Re: [PATCH 4/5] ext4: introduce direct IO write code path using iomap infrastructure

Matthew Bobrowski <mbobrowski@xxxxxxxxxxxxxx> · Thu, 29 Aug 2019 21:45:17 +1000

On Wed, Aug 28, 2019 at 10:26:19PM +0200, Jan Kara wrote:
> On Mon 12-08-19 22:53:26, Matthew Bobrowski wrote:
> Overall this is very nice. Some smaller comments below.

Awesome, thanks for the review Jan!

> > @@ -235,6 +244,34 @@ static ssize_t ext4_write_checks(struct kiocb *iocb, struct iov_iter *from)
> >  	return iov_iter_count(from);
> >  }
> >  
> > +static ssize_t ext4_buffered_write_iter(struct kiocb *iocb,
> > +					struct iov_iter *from)
> > +{
> > +	ssize_t ret;
> > +	struct inode *inode = file_inode(iocb->ki_filp);
> > +
> > +	if (!inode_trylock(inode)) {
> > +		if (iocb->ki_flags & IOCB_NOWAIT)
> > +			return -EOPNOTSUPP;
> > +		inode_lock(inode);
> > +	}
> 
> Currently there's no support for IOCB_NOWAIT for buffered IO so you can
> replace this with "inode_lock(inode)".

Noted. I've also taken into consideration what Dave mentioned in the
other thread around explicitly checking for IOCB_NOWAIT and returning
EOPTNOTSUPP irrespective whether we can acquire the lock or not.

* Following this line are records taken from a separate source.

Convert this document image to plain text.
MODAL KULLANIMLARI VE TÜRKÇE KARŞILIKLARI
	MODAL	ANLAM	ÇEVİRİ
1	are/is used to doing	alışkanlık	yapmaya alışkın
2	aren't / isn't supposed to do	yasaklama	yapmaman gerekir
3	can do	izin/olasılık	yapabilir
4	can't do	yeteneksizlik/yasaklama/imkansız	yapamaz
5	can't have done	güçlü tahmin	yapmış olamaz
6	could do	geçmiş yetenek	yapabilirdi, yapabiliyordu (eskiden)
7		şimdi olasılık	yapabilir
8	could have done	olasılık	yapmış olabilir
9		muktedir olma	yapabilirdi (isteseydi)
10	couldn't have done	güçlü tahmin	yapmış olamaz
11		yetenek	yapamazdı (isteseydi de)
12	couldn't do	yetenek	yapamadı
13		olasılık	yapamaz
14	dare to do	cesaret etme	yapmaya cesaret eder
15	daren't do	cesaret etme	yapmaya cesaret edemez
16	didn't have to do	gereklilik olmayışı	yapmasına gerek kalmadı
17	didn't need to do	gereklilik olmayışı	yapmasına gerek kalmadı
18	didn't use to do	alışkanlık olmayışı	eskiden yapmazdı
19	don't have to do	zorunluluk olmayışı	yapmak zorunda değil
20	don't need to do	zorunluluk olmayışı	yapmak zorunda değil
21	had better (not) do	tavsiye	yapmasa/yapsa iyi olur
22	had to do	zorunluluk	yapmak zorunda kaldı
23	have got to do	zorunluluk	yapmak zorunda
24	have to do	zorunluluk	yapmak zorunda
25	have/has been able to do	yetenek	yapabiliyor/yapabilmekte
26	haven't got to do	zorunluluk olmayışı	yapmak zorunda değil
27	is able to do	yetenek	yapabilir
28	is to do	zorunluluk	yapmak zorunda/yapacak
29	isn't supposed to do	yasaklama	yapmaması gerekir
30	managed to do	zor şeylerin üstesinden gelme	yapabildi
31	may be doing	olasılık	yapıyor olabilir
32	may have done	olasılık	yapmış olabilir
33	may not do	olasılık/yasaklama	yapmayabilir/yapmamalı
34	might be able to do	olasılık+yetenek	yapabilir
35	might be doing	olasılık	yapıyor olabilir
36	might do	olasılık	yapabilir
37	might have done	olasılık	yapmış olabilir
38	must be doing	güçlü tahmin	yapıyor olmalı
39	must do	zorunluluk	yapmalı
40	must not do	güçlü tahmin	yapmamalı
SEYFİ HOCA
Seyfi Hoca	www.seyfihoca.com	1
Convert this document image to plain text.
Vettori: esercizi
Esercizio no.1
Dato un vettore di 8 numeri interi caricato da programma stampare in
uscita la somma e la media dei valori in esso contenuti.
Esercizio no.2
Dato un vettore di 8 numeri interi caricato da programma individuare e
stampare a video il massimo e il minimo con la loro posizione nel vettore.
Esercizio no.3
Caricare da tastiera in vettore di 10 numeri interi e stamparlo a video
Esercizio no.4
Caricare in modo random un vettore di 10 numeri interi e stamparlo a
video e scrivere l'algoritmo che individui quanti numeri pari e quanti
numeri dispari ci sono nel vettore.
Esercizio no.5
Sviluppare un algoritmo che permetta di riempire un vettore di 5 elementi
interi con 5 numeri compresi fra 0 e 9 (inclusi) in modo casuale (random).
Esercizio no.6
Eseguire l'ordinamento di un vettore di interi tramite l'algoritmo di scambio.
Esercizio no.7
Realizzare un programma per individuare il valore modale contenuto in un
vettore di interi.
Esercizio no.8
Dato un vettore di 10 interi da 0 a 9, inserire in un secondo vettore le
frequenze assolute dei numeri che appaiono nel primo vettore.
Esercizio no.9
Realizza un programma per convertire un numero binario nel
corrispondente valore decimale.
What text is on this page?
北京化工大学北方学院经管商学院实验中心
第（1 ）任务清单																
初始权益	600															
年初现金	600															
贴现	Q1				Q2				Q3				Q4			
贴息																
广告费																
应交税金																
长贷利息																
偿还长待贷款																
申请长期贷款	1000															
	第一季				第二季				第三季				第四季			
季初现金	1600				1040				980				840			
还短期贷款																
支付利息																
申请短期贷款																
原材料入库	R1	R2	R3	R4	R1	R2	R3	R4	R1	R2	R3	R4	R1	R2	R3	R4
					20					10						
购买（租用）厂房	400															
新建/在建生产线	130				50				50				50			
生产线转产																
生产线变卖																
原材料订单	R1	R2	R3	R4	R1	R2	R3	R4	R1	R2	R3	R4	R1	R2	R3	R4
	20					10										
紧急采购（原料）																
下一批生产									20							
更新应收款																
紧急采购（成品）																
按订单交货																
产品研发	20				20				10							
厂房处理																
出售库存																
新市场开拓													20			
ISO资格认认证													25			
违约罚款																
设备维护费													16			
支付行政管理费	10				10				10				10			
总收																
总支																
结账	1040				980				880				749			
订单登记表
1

> > @@ -284,6 +321,128 @@ static int ext4_handle_inode_extension(struct inode *inode, loff_t size,
> >  	return ret;
> >  }
> >  
> 
> I'd mention here that for cases where inode size is extended,
> ext4_dio_write_iter() waits for DIO to complete and thus we are protected
> by inode_lock in that case.

Easy.

> > +static int ext4_dio_write_end_io(struct kiocb *iocb, ssize_t size,
> > +				 ssize_t error, unsigned int flags)
> 
> Here I'd expand the comment to explain that we wait in case inode is
> extended so that inode extension in ext4_dio_write_end_io() is properly
> covered by inode_lock.
>

Easy.

> > +	if (ret == -EIOCBQUEUED && (unaligned_aio || extend))
> > +		inode_dio_wait(inode);
> > +
> > +	if (ret >= 0 && iov_iter_count(from)) {
> > +		overwrite ? inode_unlock_shared(inode) : inode_unlock(inode);
> > +		return ext4_buffered_write_iter(iocb, from);
> > +	}
> > +out:
> > +	overwrite ? inode_unlock_shared(inode) : inode_unlock(inode);
> > +	return ret;
> > +}
> > +
> >  #ifdef CONFIG_FS_DAX
> >  static ssize_t
> >  ext4_dax_write_iter(struct kiocb *iocb, struct iov_iter *from)
> 
> ...
> 
> > @@ -3581,10 +3611,10 @@ static int ext4_iomap_begin(struct inode *inode, loff_t offset, loff_t length,
> >  		iomap->type = delalloc ? IOMAP_DELALLOC : IOMAP_HOLE;
> >  		iomap->addr = IOMAP_NULL_ADDR;
> >  	} else {
> > -		if (map.m_flags & EXT4_MAP_MAPPED) {
> > -			iomap->type = IOMAP_MAPPED;
> > -		} else if (map.m_flags & EXT4_MAP_UNWRITTEN) {
> > +		if (map.m_flags & EXT4_MAP_UNWRITTEN) {
> >  			iomap->type = IOMAP_UNWRITTEN;
> > +		} else if (map.m_flags & EXT4_MAP_MAPPED) {
> > +			iomap->type = IOMAP_MAPPED;
> >  		} else {
> >  			WARN_ON_ONCE(1);
> >  			return -EIO;
> 
> Possibly this hunk should go into a separate patch (since this is not
> directly related with iomap conversion) with a changelog / comment
> explaining why we need to check EXT4_MAP_UNWRITTEN first.

But wouldn't doing so break bisection? Seeing as though we needed to
change this statement specifically to accommodate for the weirdness
being returned from ext4_map_blocks()? i.e. map.m_flags being set to
either of the following:

	- (EXT4_MAP_NEW | EXT4_MAP_MAPPED)
        or
        - (EXT4_MAP_NEW | EXT4_MAP_MAPPED | EXT4_MAP_UNWRITTEN)

So, if we left the statement in its original form, we'd allocate
unwritten extents but never actually get around to converting them in
ext4_dio_write_end_io() as IOMAP_DIO_UNWRITTEN would never be set?

--M